Figure 1: Detailed sequence parameters (Sequence section) and methodological parameters (Method section) for the 2D-binning and MVFP methods. A traffic-light colour encoding scheme is used to highlight relative advantages or disadvantages. The main advantages of the MVFP scheme include: higher spatio-temporal resolution (slice thickness and number of respiratory bins), 3D acquisition/distortion correction and reduced image artefacts (staircase, data incompleteness and in-flow). The main disadvantages include: long reconstruction time (10-15 hours) and possible over-regularisation of motion. However the offline reconstruction is an early prototype and could be optimised to reduce reconstruction time.

Figure 2: 4D-T2w MRI calculated using the MVFP method in the respiratory phases corresponding to full exhalation and inhalation. The dashed lines aid assessment of diaphragm and tumour motion. The presented images exhibit a high spatial resolution and a large FOV covering the entire thoracic region.

Figure 3: 4D-T2w MRI as obtained by 2D-binning of continuously acquired images from a 2D turbo spin echo sequence. Images acquired in full inhalation and exhalation are shown. The dashed lines aid assessment of diaphragm and tumour motion. The black lines passing through the sagittal and axial images demonstrate data incompleteness, stemming from the fact that for a particular slice not all respiratory phases were covered during the 10 min acquisition.
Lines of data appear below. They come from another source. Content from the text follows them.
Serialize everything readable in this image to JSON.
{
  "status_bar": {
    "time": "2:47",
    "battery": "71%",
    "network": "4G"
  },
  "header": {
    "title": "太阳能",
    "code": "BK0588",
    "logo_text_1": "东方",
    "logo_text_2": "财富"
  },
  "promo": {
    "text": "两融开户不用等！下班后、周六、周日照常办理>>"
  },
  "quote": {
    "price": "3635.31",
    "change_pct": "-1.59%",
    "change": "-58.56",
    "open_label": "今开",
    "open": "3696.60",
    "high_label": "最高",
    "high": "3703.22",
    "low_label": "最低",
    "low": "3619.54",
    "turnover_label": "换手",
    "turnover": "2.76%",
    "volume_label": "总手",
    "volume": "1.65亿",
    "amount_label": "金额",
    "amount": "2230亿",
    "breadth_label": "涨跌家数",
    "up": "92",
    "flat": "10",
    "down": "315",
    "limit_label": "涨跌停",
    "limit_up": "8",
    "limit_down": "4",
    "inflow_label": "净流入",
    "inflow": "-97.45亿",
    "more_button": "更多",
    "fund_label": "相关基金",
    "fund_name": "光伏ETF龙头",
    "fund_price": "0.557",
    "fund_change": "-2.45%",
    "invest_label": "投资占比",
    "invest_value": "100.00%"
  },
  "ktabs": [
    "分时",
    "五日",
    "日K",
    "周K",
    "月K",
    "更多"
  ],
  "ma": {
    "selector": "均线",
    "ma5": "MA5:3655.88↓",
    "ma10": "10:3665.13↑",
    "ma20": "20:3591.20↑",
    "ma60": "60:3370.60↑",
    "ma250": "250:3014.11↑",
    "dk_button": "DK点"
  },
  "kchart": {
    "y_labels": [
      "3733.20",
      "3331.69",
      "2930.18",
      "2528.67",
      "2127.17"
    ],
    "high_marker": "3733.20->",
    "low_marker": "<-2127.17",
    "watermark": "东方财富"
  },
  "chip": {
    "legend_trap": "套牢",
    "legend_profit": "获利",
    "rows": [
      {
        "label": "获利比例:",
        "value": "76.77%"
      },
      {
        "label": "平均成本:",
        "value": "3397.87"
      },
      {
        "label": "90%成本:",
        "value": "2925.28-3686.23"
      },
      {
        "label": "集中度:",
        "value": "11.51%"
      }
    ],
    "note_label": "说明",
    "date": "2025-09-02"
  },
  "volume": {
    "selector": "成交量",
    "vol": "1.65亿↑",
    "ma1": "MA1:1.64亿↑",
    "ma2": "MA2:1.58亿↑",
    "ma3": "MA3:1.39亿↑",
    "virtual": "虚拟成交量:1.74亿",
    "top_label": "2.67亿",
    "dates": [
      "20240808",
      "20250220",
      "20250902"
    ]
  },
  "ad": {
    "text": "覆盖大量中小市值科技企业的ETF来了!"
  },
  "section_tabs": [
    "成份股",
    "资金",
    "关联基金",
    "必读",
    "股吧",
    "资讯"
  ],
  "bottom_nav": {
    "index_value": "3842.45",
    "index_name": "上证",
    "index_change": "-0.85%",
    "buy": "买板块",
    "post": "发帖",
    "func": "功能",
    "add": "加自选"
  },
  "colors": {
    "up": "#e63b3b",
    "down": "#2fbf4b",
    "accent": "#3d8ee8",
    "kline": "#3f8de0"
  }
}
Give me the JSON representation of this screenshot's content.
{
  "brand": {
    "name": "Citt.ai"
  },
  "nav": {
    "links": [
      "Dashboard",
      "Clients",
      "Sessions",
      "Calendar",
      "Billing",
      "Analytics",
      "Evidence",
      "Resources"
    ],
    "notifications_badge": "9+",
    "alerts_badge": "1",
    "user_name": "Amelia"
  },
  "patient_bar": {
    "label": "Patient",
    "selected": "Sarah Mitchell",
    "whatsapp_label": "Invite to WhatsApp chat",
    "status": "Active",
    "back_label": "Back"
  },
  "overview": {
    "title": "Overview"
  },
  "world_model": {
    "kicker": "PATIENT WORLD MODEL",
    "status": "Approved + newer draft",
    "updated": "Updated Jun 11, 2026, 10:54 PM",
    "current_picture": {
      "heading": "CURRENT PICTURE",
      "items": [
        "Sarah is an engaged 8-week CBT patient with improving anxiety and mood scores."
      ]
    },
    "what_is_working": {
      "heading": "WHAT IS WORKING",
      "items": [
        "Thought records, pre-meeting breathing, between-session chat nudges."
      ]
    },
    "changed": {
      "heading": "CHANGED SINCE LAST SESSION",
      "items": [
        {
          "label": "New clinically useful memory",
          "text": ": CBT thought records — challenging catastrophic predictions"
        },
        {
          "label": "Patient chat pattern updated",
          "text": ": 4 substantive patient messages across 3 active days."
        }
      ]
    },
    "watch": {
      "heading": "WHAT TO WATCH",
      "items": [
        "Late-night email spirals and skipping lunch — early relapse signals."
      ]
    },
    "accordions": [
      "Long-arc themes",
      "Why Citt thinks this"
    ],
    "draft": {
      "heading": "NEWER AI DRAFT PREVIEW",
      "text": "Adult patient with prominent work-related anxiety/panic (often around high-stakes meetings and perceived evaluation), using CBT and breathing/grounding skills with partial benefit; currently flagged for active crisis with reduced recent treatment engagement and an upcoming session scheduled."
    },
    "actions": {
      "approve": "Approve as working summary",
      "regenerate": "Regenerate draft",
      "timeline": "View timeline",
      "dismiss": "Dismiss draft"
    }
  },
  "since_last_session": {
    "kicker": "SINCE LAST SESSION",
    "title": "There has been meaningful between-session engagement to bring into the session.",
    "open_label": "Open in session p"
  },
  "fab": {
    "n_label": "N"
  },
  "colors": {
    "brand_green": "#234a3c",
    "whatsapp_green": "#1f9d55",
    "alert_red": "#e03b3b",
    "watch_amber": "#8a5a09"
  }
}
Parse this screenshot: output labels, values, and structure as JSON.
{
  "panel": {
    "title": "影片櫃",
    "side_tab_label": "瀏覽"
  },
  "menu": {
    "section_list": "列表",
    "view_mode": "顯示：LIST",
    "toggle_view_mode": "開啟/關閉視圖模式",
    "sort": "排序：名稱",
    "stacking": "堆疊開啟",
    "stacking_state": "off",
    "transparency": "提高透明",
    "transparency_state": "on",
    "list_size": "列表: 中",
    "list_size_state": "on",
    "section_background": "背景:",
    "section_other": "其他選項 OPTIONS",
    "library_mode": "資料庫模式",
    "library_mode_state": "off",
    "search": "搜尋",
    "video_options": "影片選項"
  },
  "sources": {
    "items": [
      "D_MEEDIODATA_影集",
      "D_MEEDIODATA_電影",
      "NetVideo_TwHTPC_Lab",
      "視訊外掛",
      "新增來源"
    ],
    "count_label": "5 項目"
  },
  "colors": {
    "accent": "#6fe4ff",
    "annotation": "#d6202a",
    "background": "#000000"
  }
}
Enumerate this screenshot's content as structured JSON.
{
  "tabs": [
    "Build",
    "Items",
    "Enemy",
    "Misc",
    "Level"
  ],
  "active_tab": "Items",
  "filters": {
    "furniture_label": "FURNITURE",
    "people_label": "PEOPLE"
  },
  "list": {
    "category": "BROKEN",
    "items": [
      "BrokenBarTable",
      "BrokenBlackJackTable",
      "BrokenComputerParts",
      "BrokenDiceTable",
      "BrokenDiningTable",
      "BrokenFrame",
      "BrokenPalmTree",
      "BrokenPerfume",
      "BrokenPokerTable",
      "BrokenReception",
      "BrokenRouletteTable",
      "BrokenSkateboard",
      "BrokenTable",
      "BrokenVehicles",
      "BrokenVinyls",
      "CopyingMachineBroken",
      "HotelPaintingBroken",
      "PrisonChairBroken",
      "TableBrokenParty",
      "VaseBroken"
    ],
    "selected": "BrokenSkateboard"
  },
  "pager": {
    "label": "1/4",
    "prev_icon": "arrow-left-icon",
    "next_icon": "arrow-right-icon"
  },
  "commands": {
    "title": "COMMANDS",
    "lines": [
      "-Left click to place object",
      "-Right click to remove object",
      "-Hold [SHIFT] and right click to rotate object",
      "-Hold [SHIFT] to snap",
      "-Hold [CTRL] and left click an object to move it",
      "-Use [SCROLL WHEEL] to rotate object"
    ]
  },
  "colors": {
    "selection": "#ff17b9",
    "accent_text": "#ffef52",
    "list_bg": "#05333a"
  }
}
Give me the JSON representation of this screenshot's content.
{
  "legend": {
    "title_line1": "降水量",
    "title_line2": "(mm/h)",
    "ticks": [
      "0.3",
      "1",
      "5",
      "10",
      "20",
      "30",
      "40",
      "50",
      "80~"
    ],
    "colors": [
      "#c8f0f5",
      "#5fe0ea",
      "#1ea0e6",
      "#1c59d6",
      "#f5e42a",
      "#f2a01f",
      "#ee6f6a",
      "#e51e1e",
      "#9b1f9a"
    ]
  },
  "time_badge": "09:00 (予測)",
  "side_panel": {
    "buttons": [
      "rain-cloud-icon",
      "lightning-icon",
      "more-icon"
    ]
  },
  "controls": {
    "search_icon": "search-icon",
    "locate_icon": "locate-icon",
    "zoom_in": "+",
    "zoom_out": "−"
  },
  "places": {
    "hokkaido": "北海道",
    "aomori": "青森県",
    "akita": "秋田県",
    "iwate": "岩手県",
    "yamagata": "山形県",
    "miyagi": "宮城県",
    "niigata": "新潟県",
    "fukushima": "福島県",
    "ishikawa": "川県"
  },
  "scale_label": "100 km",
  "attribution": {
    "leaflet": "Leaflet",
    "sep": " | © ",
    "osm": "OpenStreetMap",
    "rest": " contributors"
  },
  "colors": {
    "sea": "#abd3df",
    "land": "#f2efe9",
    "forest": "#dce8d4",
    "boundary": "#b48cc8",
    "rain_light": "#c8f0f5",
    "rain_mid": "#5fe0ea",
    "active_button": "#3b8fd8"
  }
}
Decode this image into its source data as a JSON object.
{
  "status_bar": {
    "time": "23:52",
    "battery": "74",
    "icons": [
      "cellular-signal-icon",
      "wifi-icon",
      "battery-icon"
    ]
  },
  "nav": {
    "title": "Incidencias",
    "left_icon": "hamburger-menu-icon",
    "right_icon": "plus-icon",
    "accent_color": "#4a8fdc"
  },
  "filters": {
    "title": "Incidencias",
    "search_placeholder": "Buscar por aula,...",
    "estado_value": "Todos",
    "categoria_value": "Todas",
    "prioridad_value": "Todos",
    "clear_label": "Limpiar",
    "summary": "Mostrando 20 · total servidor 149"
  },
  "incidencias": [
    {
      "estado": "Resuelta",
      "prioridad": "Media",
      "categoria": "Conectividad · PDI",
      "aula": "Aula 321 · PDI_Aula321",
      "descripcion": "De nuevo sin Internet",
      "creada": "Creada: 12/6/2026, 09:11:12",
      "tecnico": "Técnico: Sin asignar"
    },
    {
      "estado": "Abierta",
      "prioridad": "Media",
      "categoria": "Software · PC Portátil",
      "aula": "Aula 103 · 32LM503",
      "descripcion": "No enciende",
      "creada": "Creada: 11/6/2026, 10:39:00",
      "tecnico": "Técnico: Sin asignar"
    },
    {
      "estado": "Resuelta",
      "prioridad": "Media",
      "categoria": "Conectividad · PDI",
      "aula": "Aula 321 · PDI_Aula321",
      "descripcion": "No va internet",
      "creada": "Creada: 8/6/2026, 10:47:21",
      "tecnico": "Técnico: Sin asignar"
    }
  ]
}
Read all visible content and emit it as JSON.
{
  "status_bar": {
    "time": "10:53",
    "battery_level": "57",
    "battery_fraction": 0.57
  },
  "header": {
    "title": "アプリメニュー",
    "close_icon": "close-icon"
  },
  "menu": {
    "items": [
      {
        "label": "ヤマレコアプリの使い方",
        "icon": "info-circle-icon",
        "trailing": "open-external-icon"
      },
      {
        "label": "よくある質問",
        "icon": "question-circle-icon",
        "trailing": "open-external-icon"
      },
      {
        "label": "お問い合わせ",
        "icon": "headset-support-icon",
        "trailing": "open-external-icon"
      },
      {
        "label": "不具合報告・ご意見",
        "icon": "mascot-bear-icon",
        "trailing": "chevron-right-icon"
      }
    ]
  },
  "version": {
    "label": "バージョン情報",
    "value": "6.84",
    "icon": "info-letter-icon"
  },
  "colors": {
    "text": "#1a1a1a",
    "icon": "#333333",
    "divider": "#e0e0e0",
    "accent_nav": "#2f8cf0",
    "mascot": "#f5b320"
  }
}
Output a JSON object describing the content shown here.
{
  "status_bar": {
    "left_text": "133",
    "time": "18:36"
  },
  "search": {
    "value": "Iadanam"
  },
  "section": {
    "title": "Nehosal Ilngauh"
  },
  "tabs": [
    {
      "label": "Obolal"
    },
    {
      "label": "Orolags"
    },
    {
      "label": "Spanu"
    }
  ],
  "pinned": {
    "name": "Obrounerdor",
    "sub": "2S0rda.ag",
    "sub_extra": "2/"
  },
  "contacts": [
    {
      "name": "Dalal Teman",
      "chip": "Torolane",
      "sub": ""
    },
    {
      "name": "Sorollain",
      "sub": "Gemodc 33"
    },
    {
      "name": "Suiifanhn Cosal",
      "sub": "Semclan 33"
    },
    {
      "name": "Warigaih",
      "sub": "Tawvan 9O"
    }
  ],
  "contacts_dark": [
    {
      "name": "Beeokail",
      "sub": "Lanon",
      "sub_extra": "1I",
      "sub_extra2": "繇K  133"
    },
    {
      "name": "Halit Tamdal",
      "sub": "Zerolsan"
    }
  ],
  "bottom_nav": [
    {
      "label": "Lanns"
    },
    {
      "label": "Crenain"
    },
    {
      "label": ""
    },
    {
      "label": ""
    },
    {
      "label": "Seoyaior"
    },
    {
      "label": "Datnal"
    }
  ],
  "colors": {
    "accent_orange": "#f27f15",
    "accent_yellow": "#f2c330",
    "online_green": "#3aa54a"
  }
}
Staircase artefacts are evident in the sagittal and axial images and degrade visual perception of image quality.

Figure 4: Example colour intensity projections (CIPs) for the patient data set. Colour indicates time spent (fraction of respiratory phases) in each position: grey, blue, green and orange colours demonstrate that the respective tissue is in the same position for 100%, 90%, 50% and 10% of the time. In the 2D-binning CIP the tumour demonstrates a sharp displacement for 10% of the time (1 respiratory phase). This exhibited extreme motion is absent from the corresponding MVFP CIP. Compared to the MVFP CIP, the 2D-binning CIP demonstrates in-flow effects (yellow-green vessels) and motion of the external boundary (green).

Figure 5: The spread of diaphragm positions measured with respect to the position in full exhalation (0mm). The total range of the diaphragm positions is consistent (<1mm) for MVFP (_M) and 2D binning (_B) in the two volunteers, but a larger extreme displacement is observed for the patient, in keeping with the CIPs displayed in Figure 4.